Quote verbessert sich steig in Hilzingen

Aktuell sind in Hilzingen 135 Flüchtlinge untergebracht. Die Hälfte der Flüchtlinge lebt in angemietete Objekte und Wohnungen, die andere in gemeindeeigenen Gebäuden. 31 weitere Plätze fehlen der Hegau-Gemeinde noch, dann hätte sie laut Mayer die Vorgaben des Landkreises Konstanz von 166 Plätzen erfüllt. Dass Hilzingen bereits ein Gros der Vorgaben erfüllt habe, mache Mayer stolz. Denn zu seinem Amtseintritt sahen die Zahlen alles andere als rosig aus: Am 1. April lag die Zahl der Fehlbeleger bei 43 Menschen. Am 1. Juli waren es nur noch 31 Plätze, die fehlten. „Trotz aller Bemühungen hat es noch nicht für die Erfüllung der geforderten Quote gereicht“, so Mayer.
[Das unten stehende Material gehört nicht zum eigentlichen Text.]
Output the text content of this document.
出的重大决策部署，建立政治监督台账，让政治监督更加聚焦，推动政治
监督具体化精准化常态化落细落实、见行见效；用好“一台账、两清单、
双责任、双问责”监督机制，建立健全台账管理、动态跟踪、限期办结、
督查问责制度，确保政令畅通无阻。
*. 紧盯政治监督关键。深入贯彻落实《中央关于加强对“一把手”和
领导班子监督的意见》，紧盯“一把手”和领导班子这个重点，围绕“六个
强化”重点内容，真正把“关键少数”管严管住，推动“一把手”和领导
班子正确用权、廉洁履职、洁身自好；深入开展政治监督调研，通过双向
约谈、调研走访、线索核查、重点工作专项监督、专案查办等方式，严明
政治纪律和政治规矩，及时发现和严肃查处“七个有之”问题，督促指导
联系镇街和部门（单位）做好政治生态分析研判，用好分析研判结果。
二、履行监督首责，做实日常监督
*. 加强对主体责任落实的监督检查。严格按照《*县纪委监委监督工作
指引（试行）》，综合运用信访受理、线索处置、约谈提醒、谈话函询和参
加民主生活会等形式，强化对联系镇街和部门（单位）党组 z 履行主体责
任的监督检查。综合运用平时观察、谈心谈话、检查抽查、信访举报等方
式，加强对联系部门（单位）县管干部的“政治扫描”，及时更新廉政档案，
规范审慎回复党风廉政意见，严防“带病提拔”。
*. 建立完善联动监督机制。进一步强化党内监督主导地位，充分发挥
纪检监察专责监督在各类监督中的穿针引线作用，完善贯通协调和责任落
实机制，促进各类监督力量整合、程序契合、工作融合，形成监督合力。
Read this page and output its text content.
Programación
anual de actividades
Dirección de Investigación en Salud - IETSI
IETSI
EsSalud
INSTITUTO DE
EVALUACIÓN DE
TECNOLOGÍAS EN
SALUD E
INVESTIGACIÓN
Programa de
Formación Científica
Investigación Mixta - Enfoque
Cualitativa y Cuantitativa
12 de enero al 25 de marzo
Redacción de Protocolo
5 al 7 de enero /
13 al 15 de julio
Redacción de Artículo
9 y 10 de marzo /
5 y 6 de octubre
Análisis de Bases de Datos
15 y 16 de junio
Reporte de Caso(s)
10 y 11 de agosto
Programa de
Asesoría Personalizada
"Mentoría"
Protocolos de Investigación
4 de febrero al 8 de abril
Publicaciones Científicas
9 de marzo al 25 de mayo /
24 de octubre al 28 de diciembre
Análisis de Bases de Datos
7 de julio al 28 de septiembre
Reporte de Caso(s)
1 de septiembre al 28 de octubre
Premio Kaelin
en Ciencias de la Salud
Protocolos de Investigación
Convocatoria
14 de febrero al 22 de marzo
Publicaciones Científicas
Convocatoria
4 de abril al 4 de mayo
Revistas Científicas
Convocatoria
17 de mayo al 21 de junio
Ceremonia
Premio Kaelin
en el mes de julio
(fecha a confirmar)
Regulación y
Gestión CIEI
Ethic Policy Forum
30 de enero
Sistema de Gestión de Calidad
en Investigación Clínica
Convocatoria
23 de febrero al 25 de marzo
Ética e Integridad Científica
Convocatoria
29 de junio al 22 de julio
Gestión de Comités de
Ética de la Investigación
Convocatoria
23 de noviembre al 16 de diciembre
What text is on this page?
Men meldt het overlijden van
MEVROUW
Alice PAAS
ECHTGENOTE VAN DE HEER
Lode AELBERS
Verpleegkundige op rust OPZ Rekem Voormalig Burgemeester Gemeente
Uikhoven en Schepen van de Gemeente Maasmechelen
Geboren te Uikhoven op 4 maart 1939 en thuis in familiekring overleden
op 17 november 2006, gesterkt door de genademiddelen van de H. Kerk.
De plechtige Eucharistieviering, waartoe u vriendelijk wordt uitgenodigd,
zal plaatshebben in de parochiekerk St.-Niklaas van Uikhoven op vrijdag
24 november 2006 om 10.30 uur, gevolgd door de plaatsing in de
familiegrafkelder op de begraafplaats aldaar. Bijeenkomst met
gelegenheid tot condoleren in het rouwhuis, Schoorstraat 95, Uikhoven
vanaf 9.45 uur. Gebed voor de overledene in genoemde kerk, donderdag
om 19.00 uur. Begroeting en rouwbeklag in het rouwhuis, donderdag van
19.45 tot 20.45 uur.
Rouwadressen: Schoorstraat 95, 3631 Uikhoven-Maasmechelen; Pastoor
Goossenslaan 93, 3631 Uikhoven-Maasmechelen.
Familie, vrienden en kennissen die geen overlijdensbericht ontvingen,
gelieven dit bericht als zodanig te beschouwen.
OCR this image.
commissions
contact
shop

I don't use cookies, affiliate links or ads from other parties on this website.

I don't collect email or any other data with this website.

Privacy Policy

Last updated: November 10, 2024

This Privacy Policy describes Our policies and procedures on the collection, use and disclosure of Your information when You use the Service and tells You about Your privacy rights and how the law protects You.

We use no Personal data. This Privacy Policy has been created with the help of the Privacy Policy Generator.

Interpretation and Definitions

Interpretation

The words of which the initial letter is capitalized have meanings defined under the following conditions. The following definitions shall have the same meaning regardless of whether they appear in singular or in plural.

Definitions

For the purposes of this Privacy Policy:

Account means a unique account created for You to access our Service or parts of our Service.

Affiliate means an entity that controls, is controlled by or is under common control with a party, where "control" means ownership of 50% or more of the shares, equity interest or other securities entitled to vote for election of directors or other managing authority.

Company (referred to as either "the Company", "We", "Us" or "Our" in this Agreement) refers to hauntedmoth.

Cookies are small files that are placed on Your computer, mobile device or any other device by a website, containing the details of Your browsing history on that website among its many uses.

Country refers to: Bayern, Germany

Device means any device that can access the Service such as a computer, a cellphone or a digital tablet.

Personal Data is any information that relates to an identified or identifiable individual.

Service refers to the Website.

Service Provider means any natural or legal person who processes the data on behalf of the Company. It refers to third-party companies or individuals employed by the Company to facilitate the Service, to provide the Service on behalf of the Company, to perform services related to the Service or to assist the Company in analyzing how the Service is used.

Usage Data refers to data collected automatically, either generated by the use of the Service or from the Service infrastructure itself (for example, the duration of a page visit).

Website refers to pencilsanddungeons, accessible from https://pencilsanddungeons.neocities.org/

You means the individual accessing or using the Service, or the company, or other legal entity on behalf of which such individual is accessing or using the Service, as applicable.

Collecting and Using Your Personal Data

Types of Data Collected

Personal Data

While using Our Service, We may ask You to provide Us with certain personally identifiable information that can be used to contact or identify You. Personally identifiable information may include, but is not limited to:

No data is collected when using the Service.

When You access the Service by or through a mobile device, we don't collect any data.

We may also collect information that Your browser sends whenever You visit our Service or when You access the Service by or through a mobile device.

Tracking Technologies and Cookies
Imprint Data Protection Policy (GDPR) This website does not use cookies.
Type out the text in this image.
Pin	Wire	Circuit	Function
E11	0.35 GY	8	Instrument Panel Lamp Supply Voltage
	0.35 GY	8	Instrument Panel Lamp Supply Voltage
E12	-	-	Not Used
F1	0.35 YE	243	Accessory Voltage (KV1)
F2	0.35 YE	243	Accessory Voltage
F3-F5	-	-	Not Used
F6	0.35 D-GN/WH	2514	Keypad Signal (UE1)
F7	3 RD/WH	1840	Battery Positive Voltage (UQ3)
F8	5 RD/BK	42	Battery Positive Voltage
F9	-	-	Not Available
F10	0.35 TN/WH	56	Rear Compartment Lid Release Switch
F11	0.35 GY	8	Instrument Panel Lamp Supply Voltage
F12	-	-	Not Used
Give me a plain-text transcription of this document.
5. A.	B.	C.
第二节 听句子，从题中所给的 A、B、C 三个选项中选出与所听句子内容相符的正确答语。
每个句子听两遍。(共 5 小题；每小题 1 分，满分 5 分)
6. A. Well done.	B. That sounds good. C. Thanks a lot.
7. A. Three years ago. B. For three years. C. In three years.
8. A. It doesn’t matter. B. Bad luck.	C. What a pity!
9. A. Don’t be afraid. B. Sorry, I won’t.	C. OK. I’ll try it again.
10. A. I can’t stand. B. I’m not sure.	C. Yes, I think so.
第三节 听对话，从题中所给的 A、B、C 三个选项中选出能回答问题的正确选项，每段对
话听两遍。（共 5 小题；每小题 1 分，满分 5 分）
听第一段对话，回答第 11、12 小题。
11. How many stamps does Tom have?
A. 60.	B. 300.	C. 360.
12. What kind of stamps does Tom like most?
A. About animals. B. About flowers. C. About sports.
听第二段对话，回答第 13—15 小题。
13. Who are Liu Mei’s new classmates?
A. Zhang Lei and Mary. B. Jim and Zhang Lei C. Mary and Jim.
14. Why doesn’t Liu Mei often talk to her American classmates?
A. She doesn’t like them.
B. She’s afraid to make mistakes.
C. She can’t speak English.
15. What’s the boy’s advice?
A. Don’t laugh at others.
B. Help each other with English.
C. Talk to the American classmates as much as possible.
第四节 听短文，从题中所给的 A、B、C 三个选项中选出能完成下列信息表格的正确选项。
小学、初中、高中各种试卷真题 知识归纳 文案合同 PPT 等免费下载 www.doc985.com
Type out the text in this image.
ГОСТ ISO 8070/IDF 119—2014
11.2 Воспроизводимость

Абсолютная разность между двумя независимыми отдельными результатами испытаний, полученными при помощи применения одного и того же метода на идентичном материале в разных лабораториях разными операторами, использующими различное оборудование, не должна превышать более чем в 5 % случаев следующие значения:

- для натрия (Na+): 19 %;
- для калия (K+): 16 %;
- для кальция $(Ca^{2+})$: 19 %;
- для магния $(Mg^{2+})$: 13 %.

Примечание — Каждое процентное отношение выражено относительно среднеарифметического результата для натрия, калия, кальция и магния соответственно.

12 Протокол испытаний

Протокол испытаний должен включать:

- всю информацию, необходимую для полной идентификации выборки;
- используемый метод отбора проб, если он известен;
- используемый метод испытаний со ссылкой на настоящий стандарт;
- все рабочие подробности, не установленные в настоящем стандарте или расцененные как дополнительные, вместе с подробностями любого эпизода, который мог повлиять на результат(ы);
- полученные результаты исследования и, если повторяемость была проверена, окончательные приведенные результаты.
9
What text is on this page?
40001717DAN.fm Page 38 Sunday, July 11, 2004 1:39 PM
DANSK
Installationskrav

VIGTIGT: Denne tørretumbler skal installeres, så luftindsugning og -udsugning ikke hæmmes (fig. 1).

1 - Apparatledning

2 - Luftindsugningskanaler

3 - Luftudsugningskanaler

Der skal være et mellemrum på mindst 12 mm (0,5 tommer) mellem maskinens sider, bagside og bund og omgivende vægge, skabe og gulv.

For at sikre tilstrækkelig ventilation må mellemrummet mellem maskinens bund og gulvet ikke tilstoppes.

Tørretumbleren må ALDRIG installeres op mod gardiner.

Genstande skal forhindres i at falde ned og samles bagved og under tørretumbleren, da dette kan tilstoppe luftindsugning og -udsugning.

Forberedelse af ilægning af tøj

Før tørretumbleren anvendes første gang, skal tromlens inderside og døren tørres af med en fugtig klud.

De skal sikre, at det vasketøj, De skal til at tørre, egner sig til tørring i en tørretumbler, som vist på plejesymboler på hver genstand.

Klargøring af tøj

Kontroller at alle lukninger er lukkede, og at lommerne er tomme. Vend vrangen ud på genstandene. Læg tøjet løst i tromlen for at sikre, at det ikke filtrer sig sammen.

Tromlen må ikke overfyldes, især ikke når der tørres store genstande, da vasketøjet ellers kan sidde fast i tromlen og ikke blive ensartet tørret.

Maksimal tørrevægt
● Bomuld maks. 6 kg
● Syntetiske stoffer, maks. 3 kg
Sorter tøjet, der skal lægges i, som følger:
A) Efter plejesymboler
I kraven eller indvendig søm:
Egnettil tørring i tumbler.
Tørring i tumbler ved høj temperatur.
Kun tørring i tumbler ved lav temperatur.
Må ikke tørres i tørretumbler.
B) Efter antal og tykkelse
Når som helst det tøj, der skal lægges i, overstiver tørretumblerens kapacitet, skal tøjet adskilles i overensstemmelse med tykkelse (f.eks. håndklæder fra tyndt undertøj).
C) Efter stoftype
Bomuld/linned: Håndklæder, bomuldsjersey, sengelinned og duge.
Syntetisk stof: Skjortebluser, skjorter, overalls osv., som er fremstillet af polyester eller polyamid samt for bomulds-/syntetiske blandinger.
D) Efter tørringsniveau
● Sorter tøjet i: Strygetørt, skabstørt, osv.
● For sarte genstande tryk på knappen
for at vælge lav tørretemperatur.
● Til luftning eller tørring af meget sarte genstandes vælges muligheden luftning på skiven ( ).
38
In Gailingen ist man entspannt

Die Gemeinde erfüllt derzeit laut Bürgermeister Thomas Auer die Quote zur Aufnahme von Flüchtlingen, die bei 55 Menschen liegt. „Dies gelingt der Gemeinde allerdings nur, da die in der Gemeinschaftsunterkunft des Landkreises in Gailingen untergebrachten Geflüchteten, insgesamt 20 Personen, angerechnet werden“, so Auer. Ohne die Gemeinschaftsunterkunft würde Gailingen die geforderte Quote nicht erfüllen. „Sollte das Landratsamt die Gemeinschaftsunterkunft in Gailingen nicht mehr betreiben, wird die Gemeinde Gailingen diese in eigener Regie als Anschlussunterbringung fortführen.

Es fehlt an geeigneten Objekten

Gleichzeitig wird die Gemeinde auch auf dem freien Wohnungsmarkt nach Unterkünften suchen“, sagt Auer. Er wisse aber: Auf dem freien Wohnungsmarkt sei die Bereitschaft, Wohnraum für die Unterbringung von geflüchteten bereitzustellen, gering – selbst wenn die Gemeinde als Mieter auftritt. „Insbesondere fehlt es allerdings auch an geeigneten Objekten. Zudem ist hier an der Grenze der Immobilienmarkt angespannt“, betont Auer.

Gottmadingen erfüllt Quote

Laut Bürgermeister Michael Klinger leben aktuell 238 Geflüchtete in Gottmadingen. „Davon werden uns 221 Personen auf die Gemeindequote angerechnet, wir haben also derzeit unser Soll (204 Personen) sehr gut erfüllt“, sagt er. In Gottmadingen sei man die Aufgabe zügig angegangen und habe die Wohnraumfrage früh gelöst. „Wichtig war dabei, die Geflüchteten über Gottmadingen und die Ortsteile, so gut es geht, gleichmäßig zu verteilen, um eine bessere Integration möglich zu machen“, so Klinger.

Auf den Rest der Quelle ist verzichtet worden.